Wie die Zellen, die einer der vier Charaktere Jianjie Lins doppelbödigen Familiendramas unter dem Mikroskop betrachtet, studiert der Regisseur mit ruhiger Konzentration die psychologische Konstellation vor der Kamera. Deren in sterilen Grau- und Blautönen glänzenden Bilder lassen durch die nüchterne Fassade langsam eine Ahnung lautloser Bedrohung sickern. Eine beständig wachsendes Unbehagen, dessen unklare Ursache es noch stärker macht, untergräbt die trügerische Eintracht der fragilen Ersatz-Familie, die sich aus der flüchtigen Kameradschaft der jungen Hauptfiguren entwickelt.

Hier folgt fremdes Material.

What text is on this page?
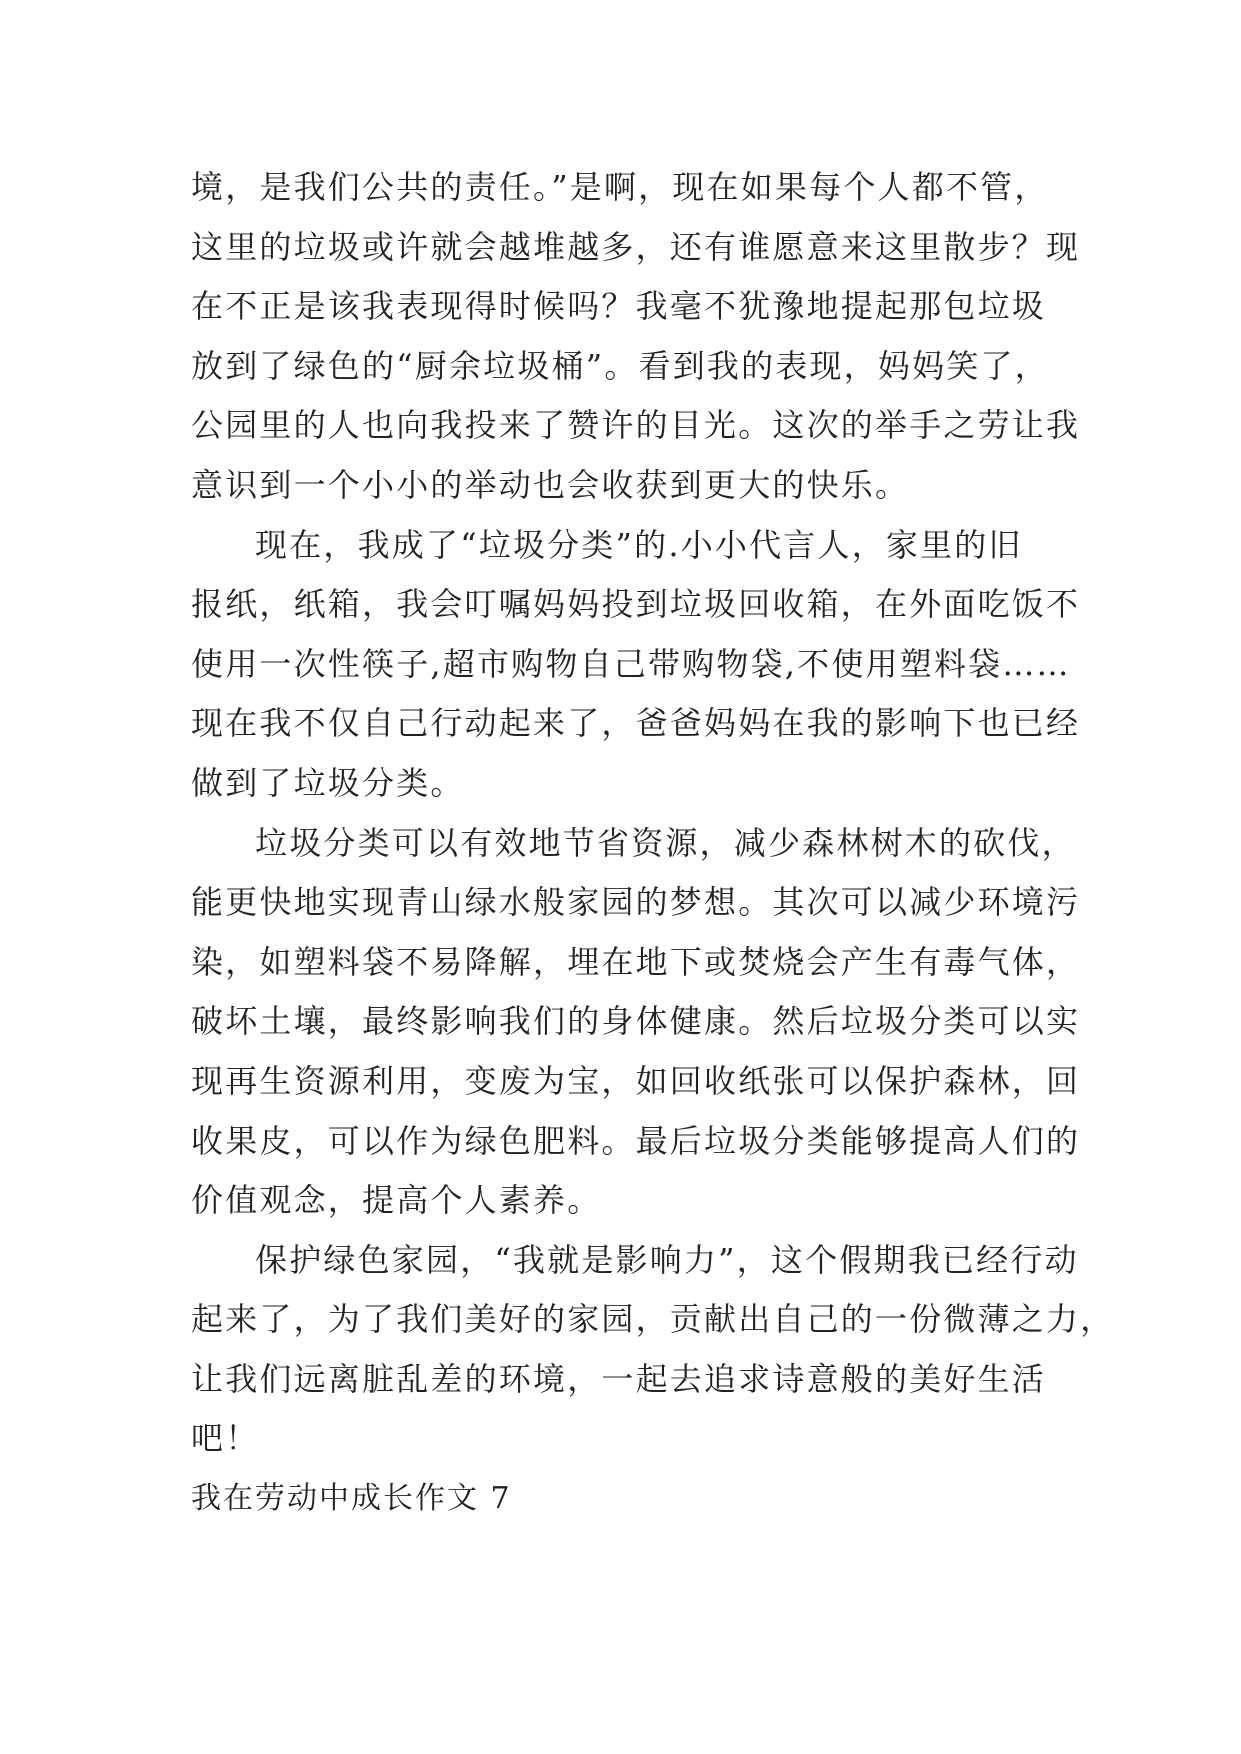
境，是我们公共的责任。”是啊，现在如果每个人都不管，
这里的垃圾或许就会越堆越多，还有谁愿意来这里散步？现
在不正是该我表现得时候吗？我毫不犹豫地提起那包垃圾
放到了绿色的“厨余垃圾桶”。看到我的表现，妈妈笑了，
公园里的人也向我投来了赞许的目光。这次的举手之劳让我
意识到一个小小的举动也会收获到更大的快乐。
现在，我成了“垃圾分类”的.小小代言人，家里的旧
报纸，纸箱，我会叮嘱妈妈投到垃圾回收箱，在外面吃饭不
使用一次性筷子,超市购物自己带购物袋,不使用塑料袋……
现在我不仅自己行动起来了，爸爸妈妈在我的影响下也已经
做到了垃圾分类。
垃圾分类可以有效地节省资源，减少森林树木的砍伐，
能更快地实现青山绿水般家园的梦想。其次可以减少环境污
染，如塑料袋不易降解，埋在地下或焚烧会产生有毒气体，
破坏土壤，最终影响我们的身体健康。然后垃圾分类可以实
现再生资源利用，变废为宝，如回收纸张可以保护森林，回
收果皮，可以作为绿色肥料。最后垃圾分类能够提高人们的
价值观念，提高个人素养。
保护绿色家园，“我就是影响力”，这个假期我已经行动
起来了，为了我们美好的家园，贡献出自己的一份微薄之力，
让我们远离脏乱差的环境，一起去追求诗意般的美好生活
吧！
我在劳动中成长作文 7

Der schleichende Verdacht, dass die Rollen in der scheinbar symbiotischen Gemeinschaft anders verteilt sind, gibt der geschliffenen Story Nuancen von Parasite und Saltburn, ohne deren Motive zu überschatten. Deren markantestes ist der Wunsch nach einer alternativen Wirklichkeit, in der alte Wunden nie entstanden sind. Der Versuch, einen Unfall wiedergutzumachen initiiert die ambivalente Freundschaft zwischen Shuo (Xilun Sun) und Wei (Lin Muran), dessen wohlhabende Eltern den stillen Schulkameraden ihres Sohnes immer enger in ihre Familie einbinden.
Mit überlegten Gesten und enthüllten Verletzungen gewinnt Shuo Weis Mutter (Guo Keyu), die in ihm ihr während der Ein-Kind-Ära abgetriebenes Kind sieht, und dessen über die schlechten Schulleistungen seines Sohnes frustrierten Vater (Zu Feng) für sich. Wei, der erst von der veränderten Atmosphäre daheim zu profitieren schien, kommen Zweifel an Shuos Berichten von seinem gewalttätigen Alkoholiker-Vater. Doch was sich unter der Fassade elterlicher Fürsorglichkeit abzeichnet ist persönlicher und pathologischer als die sozialpsychologischen Narben eines invasiven Staatssystems.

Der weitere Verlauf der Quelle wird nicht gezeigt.